Hi, my name’s Caitlin and I’m a shower singer. Well, let’s be honest, I sing a lot, and not necessarily very well, but I do enjoy it. And I’m sure that most of you, like me, have noticed that you sound a lot better in the shower than anywhere else.
Is it a psychological thing? With no-one there to judge you, do the insecurities holding you back disappear, unleashing your true singing potential? Well, sadly, no. There are three main reasons your voice sounds better in the shower, and they are all to do with the shape of your shower, and the material it’s made up of.
Most showers are made of tiles and other hard, non-absorbent surfaces, and they are usually enclosed rectangles. When we sing – or talk, shout or gargle for that matter – we create soundwaves. Different notes have different frequencies depending on whether they are high or low. High notes have faster frequencies (like the purple line in the image below) and low notes have slower frequencies (like the red line).
When we create these sound waves, they will travel out of our mouths until they hit something. In a shower, they very quickly find a nice sound-reflecting surface – your tiles.

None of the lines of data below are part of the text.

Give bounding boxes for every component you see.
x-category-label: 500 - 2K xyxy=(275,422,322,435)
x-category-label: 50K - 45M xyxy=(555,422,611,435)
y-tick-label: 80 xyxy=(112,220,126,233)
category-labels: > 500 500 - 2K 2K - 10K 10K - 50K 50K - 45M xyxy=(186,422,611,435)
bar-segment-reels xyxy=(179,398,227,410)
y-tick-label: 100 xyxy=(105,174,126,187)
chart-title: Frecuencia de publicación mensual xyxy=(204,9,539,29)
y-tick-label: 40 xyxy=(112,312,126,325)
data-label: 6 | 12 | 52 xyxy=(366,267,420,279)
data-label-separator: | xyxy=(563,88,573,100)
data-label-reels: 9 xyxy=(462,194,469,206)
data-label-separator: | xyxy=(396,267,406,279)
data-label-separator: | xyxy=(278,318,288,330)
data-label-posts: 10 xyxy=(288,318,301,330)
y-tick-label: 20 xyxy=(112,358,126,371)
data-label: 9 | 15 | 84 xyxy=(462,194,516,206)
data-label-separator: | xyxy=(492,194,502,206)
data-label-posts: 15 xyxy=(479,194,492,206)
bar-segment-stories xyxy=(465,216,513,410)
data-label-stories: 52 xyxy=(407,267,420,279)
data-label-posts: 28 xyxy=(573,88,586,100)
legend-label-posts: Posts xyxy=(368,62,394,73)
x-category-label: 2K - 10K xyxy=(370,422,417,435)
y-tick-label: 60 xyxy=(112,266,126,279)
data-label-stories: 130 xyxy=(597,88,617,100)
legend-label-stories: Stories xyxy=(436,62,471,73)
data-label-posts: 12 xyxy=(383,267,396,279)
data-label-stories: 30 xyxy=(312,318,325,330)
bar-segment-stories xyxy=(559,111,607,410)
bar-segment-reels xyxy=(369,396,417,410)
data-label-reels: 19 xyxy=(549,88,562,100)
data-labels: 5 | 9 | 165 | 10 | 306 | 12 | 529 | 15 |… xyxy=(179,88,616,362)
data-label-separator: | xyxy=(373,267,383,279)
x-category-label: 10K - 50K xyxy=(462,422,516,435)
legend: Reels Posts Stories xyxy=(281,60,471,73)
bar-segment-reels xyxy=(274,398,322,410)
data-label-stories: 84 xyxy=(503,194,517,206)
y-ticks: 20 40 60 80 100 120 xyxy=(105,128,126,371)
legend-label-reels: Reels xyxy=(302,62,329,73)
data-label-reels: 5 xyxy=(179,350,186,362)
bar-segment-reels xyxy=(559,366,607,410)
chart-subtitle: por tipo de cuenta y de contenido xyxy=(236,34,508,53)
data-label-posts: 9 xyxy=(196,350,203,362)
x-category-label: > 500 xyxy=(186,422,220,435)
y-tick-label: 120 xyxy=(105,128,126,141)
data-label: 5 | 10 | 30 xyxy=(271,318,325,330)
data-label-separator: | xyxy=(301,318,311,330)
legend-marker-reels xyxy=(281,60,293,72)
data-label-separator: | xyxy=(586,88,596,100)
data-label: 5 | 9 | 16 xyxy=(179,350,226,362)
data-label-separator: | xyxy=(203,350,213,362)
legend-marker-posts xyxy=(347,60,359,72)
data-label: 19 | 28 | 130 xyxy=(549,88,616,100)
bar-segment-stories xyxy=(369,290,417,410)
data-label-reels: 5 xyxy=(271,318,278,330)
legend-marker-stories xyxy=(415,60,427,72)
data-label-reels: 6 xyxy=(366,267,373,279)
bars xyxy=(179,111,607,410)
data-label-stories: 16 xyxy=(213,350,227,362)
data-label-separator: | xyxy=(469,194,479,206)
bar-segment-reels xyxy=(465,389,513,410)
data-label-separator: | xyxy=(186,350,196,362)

Rather than escaping, the sound waves bounce around your shower, and becomes louder as there are more sound waves hitting your ear. This is the first reason your voice sounds better in the shower – more volume = a more powerful sounding voice.
The second reason is very closely tied into the last one. Well lets be honest, in a shower, everything is pretty close to everything else. In addition to making the sound louder, all these sound waves bouncing off the walls create an affect known as reverberation or just reverb. You’ve heard it before, it’s what karaoke machines do to try and make people seem not quite so terrible.
Reverb is essentially a whole lot of echoes all very suddenly. If you were in a cave (and why wouldn’t you be?) the echoes come off the cave walls which are usually rather far away. In a shower, they’re nice and close, and you get a lot of echoes all at once. In addition to giving a nice echoey sound which you can hear here: An Example of Reverb – it also smoothes out the pitch of your singing. They noise becomes somewhat blurred, and so you even when your notes are as wobbly as jelly, they sound like they’re stable. This won’t help if you’re singing half an octave off key, but if you’re already close this makes it even better. So secret number two to shower singing – reverb!
The final trick to sounding better in the shower is resonance. Because of the distance between the walls of the shower, certain sound wave frequencies are amplified more so than others. In showers these tend to be nice low bass notes, which gives your voice a nice rich quality.
Remember, having a shower curtain instead of a solid door, or having something softer than tiles on the walls can reduce the impact of all of these. MOST importantly, reverb only applies INSIDE the shower, so anyone listening to you from outside will hear a much louder but probably rather wavering voice. In fact, because you pitch your singing off what you can hear, the reverb is actually tricking you, and you will most likely actually be singing even less in tune than normal. So beware of anyone else lurking outside when you start shower singing!